How big is the state-private school attainment gap?
20th Sep 2010
BBC 2 tonight screens a John Humphrys documentary — 'Unequal Opportunities' — which purports to look at the reasons for an apparent attainment gap persisting between rich and poor students in the UK.
Back in his day job on Radio 4's Today programme, Mr Humphrys this morning quizzed Education Secretary Michael Gove on how his Government plans to tackle the problem.
Mr Gove singled out the gap between pupils' academic achievements in state and private schools as a block to social mobility.
He said: "As a representative from the Sutton Trust, the social mobility charity, says on your [John Humphrys] own programme, the gap between private schools in this country and state schools is bigger than in any other country."
Full Fact has been campaigning for politicians and commentators to make plain their sources when making such claims since its foundation, and it is refreshing to see Mr Gove taking heed in accrediting the Sutton Trust for the research.
But does this mean that his claim is legitimate?
We contacted the Sutton Trust, and their Research Director, Lee Elliot Major, added a few important caveats.
"We haven't actually published any research on this since 2004, but we have been tracking this gap internally since then, and the UK is still pretty near the top, although whether or not it is at the very top depends on your criteria," he told us.
In 2004 the Sutton Trust published a report compiled by Professor Alan Smithers of Liverpool University's Centre for Education and Employment which used the Organisation for Economic Co-Operation and Development's (OECD) Programme for International Student Assessment (PISA) findings. This did indeed find that Britain had the widest attainment gap of the nations surveyed.
However the fieldwork for this research was conducted in 2000, since when the OECD has twice updated its findings (in 2003 and 2006, with 2009 results currently under review).
So does such an assertion as "the gap between private schools in this country and state schools is bigger than in any other country" still hold water?

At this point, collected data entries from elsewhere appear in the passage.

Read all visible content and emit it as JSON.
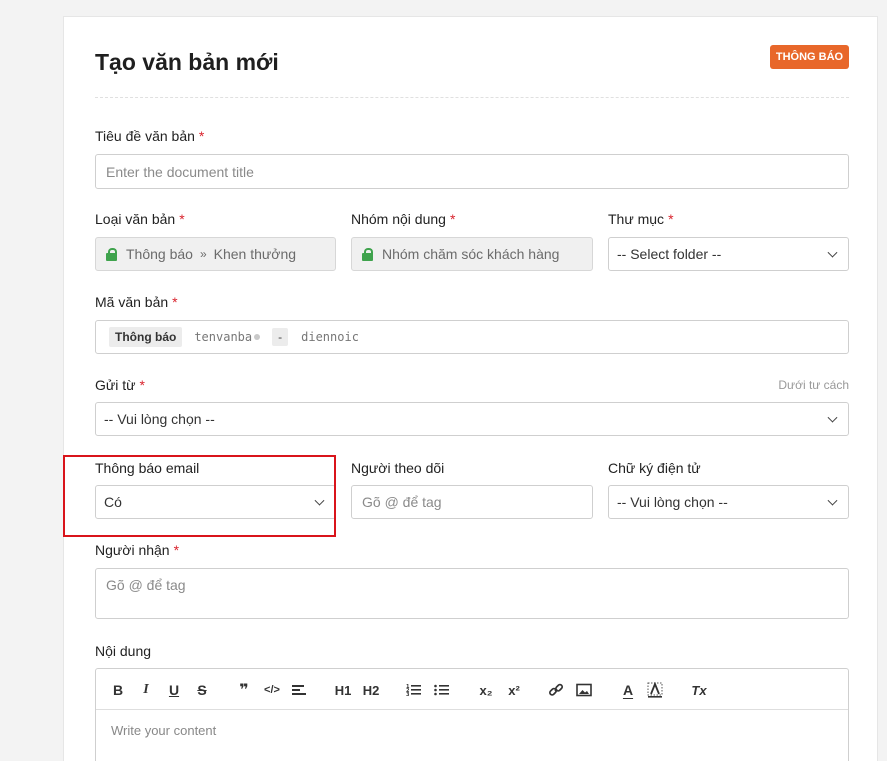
{
  "page": {
    "title": "Tạo văn bản mới",
    "badge": "THÔNG BÁO"
  },
  "form": {
    "title_field": {
      "label": "Tiêu đề văn bản",
      "required_mark": "*",
      "placeholder": "Enter the document title"
    },
    "doc_type": {
      "label": "Loại văn bản",
      "required_mark": "*",
      "value_main": "Thông báo",
      "separator": "»",
      "value_sub": "Khen thưởng"
    },
    "content_group": {
      "label": "Nhóm nội dung",
      "required_mark": "*",
      "value": "Nhóm chăm sóc khách hàng"
    },
    "folder": {
      "label": "Thư mục",
      "required_mark": "*",
      "value": "-- Select folder --"
    },
    "doc_code": {
      "label": "Mã văn bản",
      "required_mark": "*",
      "prefix": "Thông báo",
      "part1": "tenvanba",
      "dash": "-",
      "part2": "diennoic"
    },
    "send_from": {
      "label": "Gửi từ",
      "required_mark": "*",
      "hint": "Dưới tư cách",
      "value": "-- Vui lòng chọn --"
    },
    "email_notify": {
      "label": "Thông báo email",
      "value": "Có"
    },
    "followers": {
      "label": "Người theo dõi",
      "placeholder": "Gõ @ để tag"
    },
    "e_signature": {
      "label": "Chữ ký điện tử",
      "value": "-- Vui lòng chọn --"
    },
    "recipients": {
      "label": "Người nhận",
      "required_mark": "*",
      "placeholder": "Gõ @ để tag"
    },
    "content": {
      "label": "Nội dung",
      "placeholder": "Write your content"
    }
  },
  "toolbar": {
    "bold": "B",
    "italic": "I",
    "underline": "U",
    "strike": "S",
    "quote": "❞",
    "code": "</>",
    "h1": "H1",
    "h2": "H2",
    "subscript": "x₂",
    "superscript": "x²",
    "text_color": "A",
    "clear": "Tx"
  },
  "colors": {
    "accent": "#e8672a",
    "required": "#d9232d",
    "highlight": "#d9141b",
    "lock": "#3fa34d"
  }
}
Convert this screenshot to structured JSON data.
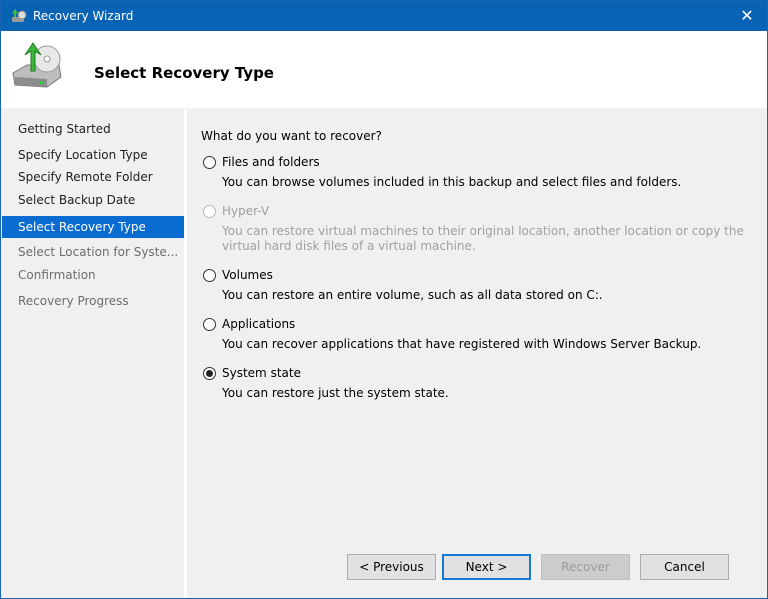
{
  "window": {
    "title": "Recovery Wizard",
    "close": "✕"
  },
  "header": {
    "title": "Select Recovery Type"
  },
  "steps": [
    {
      "label": "Getting Started",
      "state": "done"
    },
    {
      "label": "Specify Location Type",
      "state": "done"
    },
    {
      "label": "Specify Remote Folder",
      "state": "done"
    },
    {
      "label": "Select Backup Date",
      "state": "done"
    },
    {
      "label": "Select Recovery Type",
      "state": "current"
    },
    {
      "label": "Select Location for Syste...",
      "state": "pending"
    },
    {
      "label": "Confirmation",
      "state": "pending"
    },
    {
      "label": "Recovery Progress",
      "state": "pending"
    }
  ],
  "main": {
    "question": "What do you want to recover?",
    "options": [
      {
        "label": "Files and folders",
        "desc": "You can browse volumes included in this backup and select files and folders.",
        "selected": false,
        "enabled": true
      },
      {
        "label": "Hyper-V",
        "desc": "You can restore virtual machines to their original location, another location or copy the virtual hard disk files of a virtual machine.",
        "selected": false,
        "enabled": false
      },
      {
        "label": "Volumes",
        "desc": "You can restore an entire volume, such as all data stored on C:.",
        "selected": false,
        "enabled": true
      },
      {
        "label": "Applications",
        "desc": "You can recover applications that have registered with Windows Server Backup.",
        "selected": false,
        "enabled": true
      },
      {
        "label": "System state",
        "desc": "You can restore just the system state.",
        "selected": true,
        "enabled": true
      }
    ]
  },
  "buttons": {
    "previous": "< Previous",
    "next": "Next >",
    "recover": "Recover",
    "cancel": "Cancel"
  }
}
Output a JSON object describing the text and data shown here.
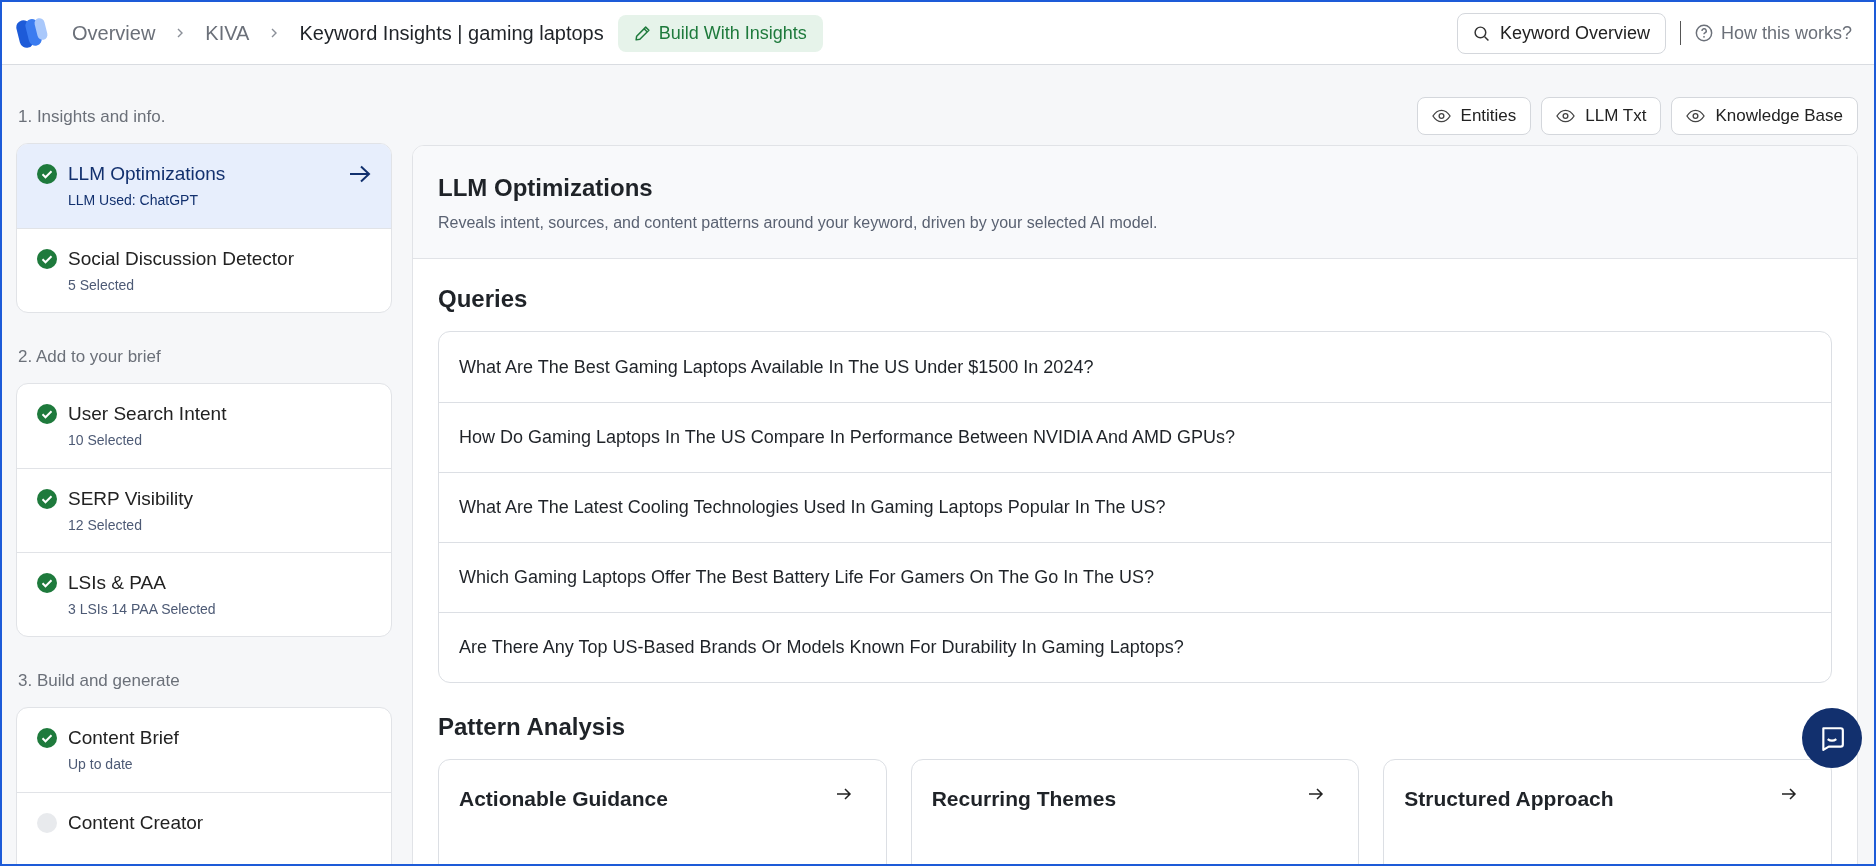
{
  "header": {
    "breadcrumbs": [
      {
        "label": "Overview"
      },
      {
        "label": "KIVA"
      }
    ],
    "current": "Keyword Insights | gaming laptops",
    "build_button": "Build With Insights",
    "overview_button": "Keyword Overview",
    "help_link": "How this works?"
  },
  "toolbar_buttons": [
    "Entities",
    "LLM Txt",
    "Knowledge Base"
  ],
  "sidebar": {
    "sections": [
      {
        "title": "1. Insights and info.",
        "items": [
          {
            "title": "LLM Optimizations",
            "subtitle": "LLM Used: ChatGPT",
            "done": true,
            "selected": true
          },
          {
            "title": "Social Discussion Detector",
            "subtitle": "5 Selected",
            "done": true,
            "selected": false
          }
        ]
      },
      {
        "title": "2. Add to your brief",
        "items": [
          {
            "title": "User Search Intent",
            "subtitle": "10 Selected",
            "done": true,
            "selected": false
          },
          {
            "title": "SERP Visibility",
            "subtitle": "12 Selected",
            "done": true,
            "selected": false
          },
          {
            "title": "LSIs & PAA",
            "subtitle": "3 LSIs 14 PAA Selected",
            "done": true,
            "selected": false
          }
        ]
      },
      {
        "title": "3. Build and generate",
        "items": [
          {
            "title": "Content Brief",
            "subtitle": "Up to date",
            "done": true,
            "selected": false
          },
          {
            "title": "Content Creator",
            "done": false,
            "selected": false
          }
        ]
      }
    ]
  },
  "main": {
    "title": "LLM Optimizations",
    "description": "Reveals intent, sources, and content patterns around your keyword, driven by your selected AI model.",
    "queries_heading": "Queries",
    "queries": [
      "What Are The Best Gaming Laptops Available In The US Under $1500 In 2024?",
      "How Do Gaming Laptops In The US Compare In Performance Between NVIDIA And AMD GPUs?",
      "What Are The Latest Cooling Technologies Used In Gaming Laptops Popular In The US?",
      "Which Gaming Laptops Offer The Best Battery Life For Gamers On The Go In The US?",
      "Are There Any Top US-Based Brands Or Models Known For Durability In Gaming Laptops?"
    ],
    "pattern_heading": "Pattern Analysis",
    "pattern_cards": [
      "Actionable Guidance",
      "Recurring Themes",
      "Structured Approach"
    ]
  }
}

Looking at the findings from the 2006 PISA study, a mixed picture emerges. The average gap in achievement in science, mathematics and reading between those attending state and independent schools is indeed larger in Britain than in any of its allies in the OECD. Britain has a gap of 83 points on the PISA scale between state and private school pupils, a shade over the 77 point difference between the two in Greece.
However despite being an OECD publication, the PISA study actually encompasses nations beyond its 20 member states.
When these are included, the UK fares a little better by comparison, with Brazil, Azerbaijan, Lithuania, Slovenia, Serbia and Uruguay all having larger attainment gaps
According to Mr Elliot Major, it is important "to compare like with like, as what counts as an independent school can differ in some countries."
In particular, it is important to distinguish between countries where the majority of independent schools are academically selective and those where they are not. As Mr Elliot Major notes, "it has been shown that once the differences in social intakes at different types of schools are taken into account the gap shrinks markedly."
However there are a number of problems in making such distinctions.
Certain countries - including OECD nations France, the United States and Australia — have either returned incomplete data on the differences in attainment in the state and private education sectors, or have no data on that score at all.
Despite PISA's aim to create an internationally comparable benchmark for educational achievement, there remain a number of complexities in measuring the attainment gap between the state and private sectors.
And whilst there is some evidence to suggest that Britain may have the widest gap amongst OECD nations, the most up to date data available suggests that Michael Gove is overstating the case in saying that the UK has the largest gap in the world.
Full Fact has written to the Education Secretary to alert him to this important distinction.